In 2001, the Justice Department credited almost 19,000 prosecutions to the FBI. In 2006, the bureau was credited with 12,700, according to an analysis of Justice Department data by the Transactional Records Access Clearinghouse (TRAC) at Syracuse University in New York. During that same five-year period, terrorism prosecutions rose 26 percent, but they account for a small fraction of the FBI's cases and have dropped in number since peaking in 2002.
FBI officials declined to discuss the TRAC data specifically. But they note there hasn't been a terrorist attack on US soil since 9/11. They also point to FBI successes in infiltrating potential terror cells, such as the recent foiling of alleged plots to attack Fort Dix in New Jersey and John F. Kennedy International Airport in New York.

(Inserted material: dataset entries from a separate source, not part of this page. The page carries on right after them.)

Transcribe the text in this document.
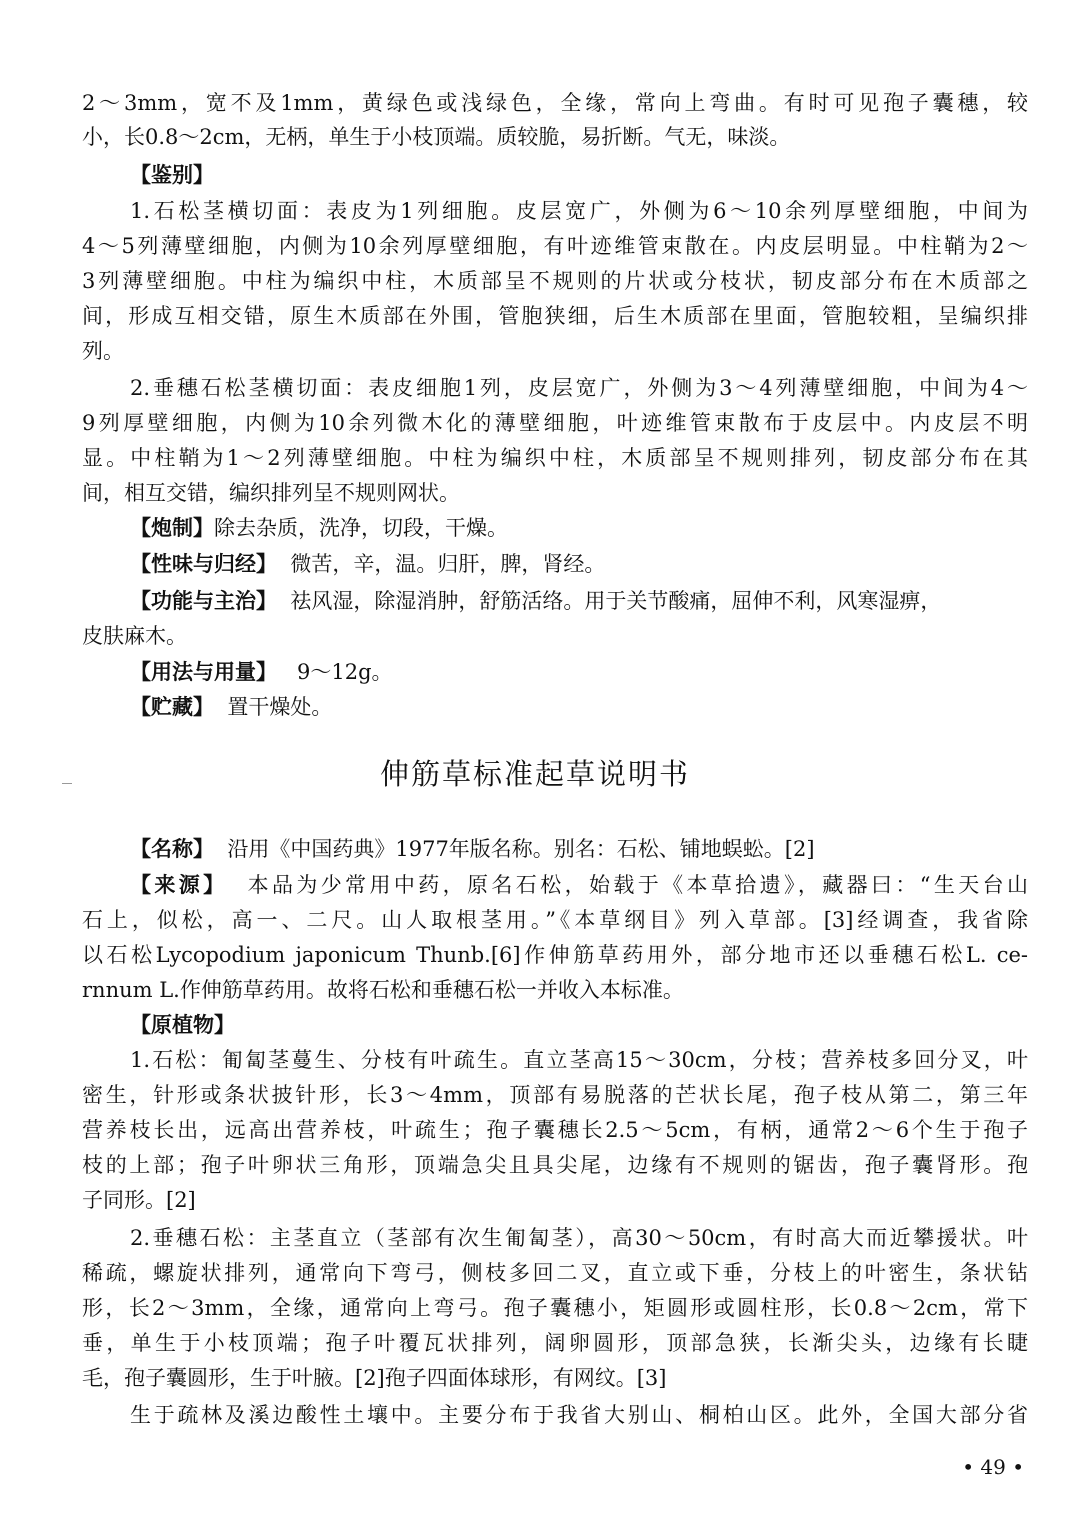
2～3mm，宽不及1mm，黄绿色或浅绿色，全缘，常向上弯曲。有时可见孢子囊穗，较
小，长0.8～2cm，无柄，单生于小枝顶端。质较脆，易折断。气无，味淡。
【鉴别】
1.石松茎横切面：表皮为1列细胞。皮层宽广，外侧为6～10余列厚壁细胞，中间为
4～5列薄壁细胞，内侧为10余列厚壁细胞，有叶迹维管束散在。内皮层明显。中柱鞘为2～
3列薄壁细胞。中柱为编织中柱，木质部呈不规则的片状或分枝状，韧皮部分布在木质部之
间，形成互相交错，原生木质部在外围，管胞狭细，后生木质部在里面，管胞较粗，呈编织排
列。
2.垂穗石松茎横切面：表皮细胞1列，皮层宽广，外侧为3～4列薄壁细胞，中间为4～
9列厚壁细胞，内侧为10余列微木化的薄壁细胞，叶迹维管束散布于皮层中。内皮层不明
显。中柱鞘为1～2列薄壁细胞。中柱为编织中柱，木质部呈不规则排列，韧皮部分布在其
间，相互交错，编织排列呈不规则网状。
【炮制】除去杂质，洗净，切段，干燥。
【性味与归经】 微苦，辛，温。归肝，脾，肾经。
【功能与主治】 祛风湿，除湿消肿，舒筋活络。用于关节酸痛，屈伸不利，风寒湿痹，
皮肤麻木。
【用法与用量】 9～12g。
【贮藏】 置干燥处。
伸筋草标准起草说明书
【名称】 沿用《中国药典》1977年版名称。别名：石松、铺地蜈蚣。[2]
【来源】 本品为少常用中药，原名石松，始载于《本草拾遗》，藏器曰：“生天台山
石上，似松，高一、二尺。山人取根茎用。”《本草纲目》列入草部。[3]经调查，我省除
以石松Lycopodium japonicum Thunb.[6]作伸筋草药用外，部分地市还以垂穗石松L. ce-
rnnum L.作伸筋草药用。故将石松和垂穗石松一并收入本标准。
【原植物】
1.石松：匍匐茎蔓生、分枝有叶疏生。直立茎高15～30cm，分枝；营养枝多回分叉，叶
密生，针形或条状披针形，长3～4mm，顶部有易脱落的芒状长尾，孢子枝从第二，第三年
营养枝长出，远高出营养枝，叶疏生；孢子囊穗长2.5～5cm，有柄，通常2～6个生于孢子
枝的上部；孢子叶卵状三角形，顶端急尖且具尖尾，边缘有不规则的锯齿，孢子囊肾形。孢
子同形。[2]
2.垂穗石松：主茎直立（茎部有次生匍匐茎），高30～50cm，有时高大而近攀援状。叶
稀疏，螺旋状排列，通常向下弯弓，侧枝多回二叉，直立或下垂，分枝上的叶密生，条状钻
形，长2～3mm，全缘，通常向上弯弓。孢子囊穗小，矩圆形或圆柱形，长0.8～2cm，常下
垂，单生于小枝顶端；孢子叶覆瓦状排列，阔卵圆形，顶部急狭，长渐尖头，边缘有长睫
毛，孢子囊圆形，生于叶腋。[2]孢子四面体球形，有网纹。[3]
生于疏林及溪边酸性土壤中。主要分布于我省大别山、桐柏山区。此外，全国大部分省
• 49 •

The drop in traditional prosecutions is simply the opportunity cost associated with such a significant shift of FBI priorities, say some former agents and law-enforcement analysts. Still, the drop in prosecutions is alarming to some observers.
"I don't pick up the business section every day of the week that I don't see some kind of shenanigans going on in the business sector," says Lee Hamilton, vice chair of the 9/11 commission. "There's an awful lot of malfeasance in this country at high levels: You've got drug dealers, and ordinary criminals, and all the rest, and they need to be prosecuted."